Allen is tied for second with 74 pass attempts off RPOs and trails only Jalen Hurts (80) for the league lead. The Bills’ go-to RPO concept is an RPO glance, where they pair the run action with a five-step slant that runs into the space vacated by the linebackers stepping up to play the run.
Playing cover-two against RPOs helps coverage players stay leveraged on those in-breakers and could allow more freedom for the middle of the field zones to stay in the passing lanes.
(via Matt Bowen)
And with safety Kyle Dugger healthy the second time around, the Pats can use Dugger in the box to either play underneath in-breakers or contain Allen on read-option plays by scrape exchanging.
Like sticking with the running game as much as possible, the Pats will probably play man coverage when the situation calls for it, like on third down, for example.
But the book is out on how to slow down Buffalo’s offense. With New England’s advantage in the trenches, they won’t get exposed on the ground with fewer defenders in the box. There are mismatches up and down the line of scrimmage with the Pats’ front versus Buffalo’s O-Line (example: NT Davon Godchaux vs. center Mitch Morse).
Although anything is possible with Belichick, one would expect a zone-heavy plan that resembles how the Patriots shut down Justin Herbert and the Chargers in Week 8.
1. Pats LBs Matthew Judon & Kyle Van Noy vs. Bills OTs Spencer Brown & Daryl Williams
With starting left tackle Dion Dawkins on the COVID list, the Pats could have juicy matchups against two backup tackles, and Brown really struggled on the left side last week. However, containing Allen is as important as pressuring him. The Pats let him extend outside the pocket a few too many times in Week 13, so expect a heavier emphasis on rush lane integrity. New England should feel good about keeping Allen at bay if they make him beat them from the pocket, but they can’t let him survive on broken plays.
2. Pats CB J.C. Jackson vs. Bills WR Stefon Diggs
Jackson was excellent on Diggs in the last matchup, holding him to two catches for 32 yards on four targets. Although we could see them double number one (Diggs) with Jackson on Gabriel Davis at times, one would think it’ll be Jackson on Diggs when it’s winning time.

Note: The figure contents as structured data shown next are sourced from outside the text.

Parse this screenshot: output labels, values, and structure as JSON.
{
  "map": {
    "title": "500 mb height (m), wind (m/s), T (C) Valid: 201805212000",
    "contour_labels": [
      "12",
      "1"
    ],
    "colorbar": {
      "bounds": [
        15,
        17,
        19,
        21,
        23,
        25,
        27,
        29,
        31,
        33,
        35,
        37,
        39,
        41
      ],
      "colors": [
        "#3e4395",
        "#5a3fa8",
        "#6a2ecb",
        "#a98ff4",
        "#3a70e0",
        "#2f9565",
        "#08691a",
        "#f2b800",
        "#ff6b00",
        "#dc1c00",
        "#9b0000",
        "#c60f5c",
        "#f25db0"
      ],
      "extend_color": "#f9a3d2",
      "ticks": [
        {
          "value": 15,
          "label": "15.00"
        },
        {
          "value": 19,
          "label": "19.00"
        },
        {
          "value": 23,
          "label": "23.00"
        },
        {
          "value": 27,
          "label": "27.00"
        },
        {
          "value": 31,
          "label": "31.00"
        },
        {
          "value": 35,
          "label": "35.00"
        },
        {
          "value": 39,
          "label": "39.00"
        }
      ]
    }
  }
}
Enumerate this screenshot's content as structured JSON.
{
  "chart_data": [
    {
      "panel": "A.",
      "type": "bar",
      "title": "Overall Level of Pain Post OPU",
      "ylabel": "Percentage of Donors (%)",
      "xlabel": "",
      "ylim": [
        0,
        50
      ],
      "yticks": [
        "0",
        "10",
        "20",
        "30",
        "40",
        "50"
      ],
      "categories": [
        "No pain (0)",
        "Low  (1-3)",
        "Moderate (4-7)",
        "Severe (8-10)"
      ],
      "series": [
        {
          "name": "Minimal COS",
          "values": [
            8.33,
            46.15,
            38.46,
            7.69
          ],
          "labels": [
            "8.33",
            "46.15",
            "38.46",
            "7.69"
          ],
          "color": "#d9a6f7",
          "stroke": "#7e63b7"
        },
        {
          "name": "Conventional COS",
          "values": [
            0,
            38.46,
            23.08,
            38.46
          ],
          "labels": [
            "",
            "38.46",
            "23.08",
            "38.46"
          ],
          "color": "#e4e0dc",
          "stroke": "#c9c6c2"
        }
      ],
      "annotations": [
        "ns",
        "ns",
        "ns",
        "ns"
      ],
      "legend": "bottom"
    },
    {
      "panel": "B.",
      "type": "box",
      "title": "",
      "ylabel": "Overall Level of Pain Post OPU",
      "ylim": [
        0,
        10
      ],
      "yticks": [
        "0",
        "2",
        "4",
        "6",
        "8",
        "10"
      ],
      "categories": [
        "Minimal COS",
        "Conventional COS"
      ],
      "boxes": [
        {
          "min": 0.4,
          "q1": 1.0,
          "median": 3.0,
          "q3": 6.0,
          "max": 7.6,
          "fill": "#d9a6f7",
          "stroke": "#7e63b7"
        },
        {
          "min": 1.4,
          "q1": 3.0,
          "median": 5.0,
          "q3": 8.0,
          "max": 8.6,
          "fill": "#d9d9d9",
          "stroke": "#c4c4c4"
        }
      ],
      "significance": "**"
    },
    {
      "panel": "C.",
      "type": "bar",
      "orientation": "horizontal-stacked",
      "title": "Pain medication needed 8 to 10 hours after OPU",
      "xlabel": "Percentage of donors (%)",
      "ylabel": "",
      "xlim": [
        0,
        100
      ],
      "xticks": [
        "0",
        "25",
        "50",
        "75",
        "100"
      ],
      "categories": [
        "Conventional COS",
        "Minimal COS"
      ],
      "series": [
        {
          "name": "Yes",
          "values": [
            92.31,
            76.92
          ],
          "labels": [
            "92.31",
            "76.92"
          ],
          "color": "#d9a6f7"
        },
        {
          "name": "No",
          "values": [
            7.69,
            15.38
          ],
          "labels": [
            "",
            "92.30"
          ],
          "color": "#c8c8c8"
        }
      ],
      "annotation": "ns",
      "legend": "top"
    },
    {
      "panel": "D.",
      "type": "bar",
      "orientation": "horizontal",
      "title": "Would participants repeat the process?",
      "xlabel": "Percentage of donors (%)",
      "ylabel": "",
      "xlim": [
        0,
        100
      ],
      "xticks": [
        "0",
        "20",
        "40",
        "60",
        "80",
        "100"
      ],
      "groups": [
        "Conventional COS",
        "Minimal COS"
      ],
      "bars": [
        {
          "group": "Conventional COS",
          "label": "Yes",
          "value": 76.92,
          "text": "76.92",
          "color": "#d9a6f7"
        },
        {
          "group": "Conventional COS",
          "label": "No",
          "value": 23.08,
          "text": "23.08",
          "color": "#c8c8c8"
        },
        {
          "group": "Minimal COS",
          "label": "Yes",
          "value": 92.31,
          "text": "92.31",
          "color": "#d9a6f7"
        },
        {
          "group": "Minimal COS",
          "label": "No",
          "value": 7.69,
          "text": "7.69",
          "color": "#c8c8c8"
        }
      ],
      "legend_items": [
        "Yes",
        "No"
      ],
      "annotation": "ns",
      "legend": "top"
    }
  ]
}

It’s a marquee matchup between two 2021 Pro Bowlers.
3. Pats QB Mac Jones vs. Bills Safety Duo Micah Hyde & Jordan Poyer
We had this as one of our key matchups last time, but it bears repeating. Hyde and Poyer are the best safety tandem in football and what makes them so dangerous is that they are interchangeable. Their flexibility allows the Bills to disguise their defensive structure, and they can both play closer to the line of scrimmage as threats to blitz, run or pass. Mac needs to know where Hyde and Poyer are at all times.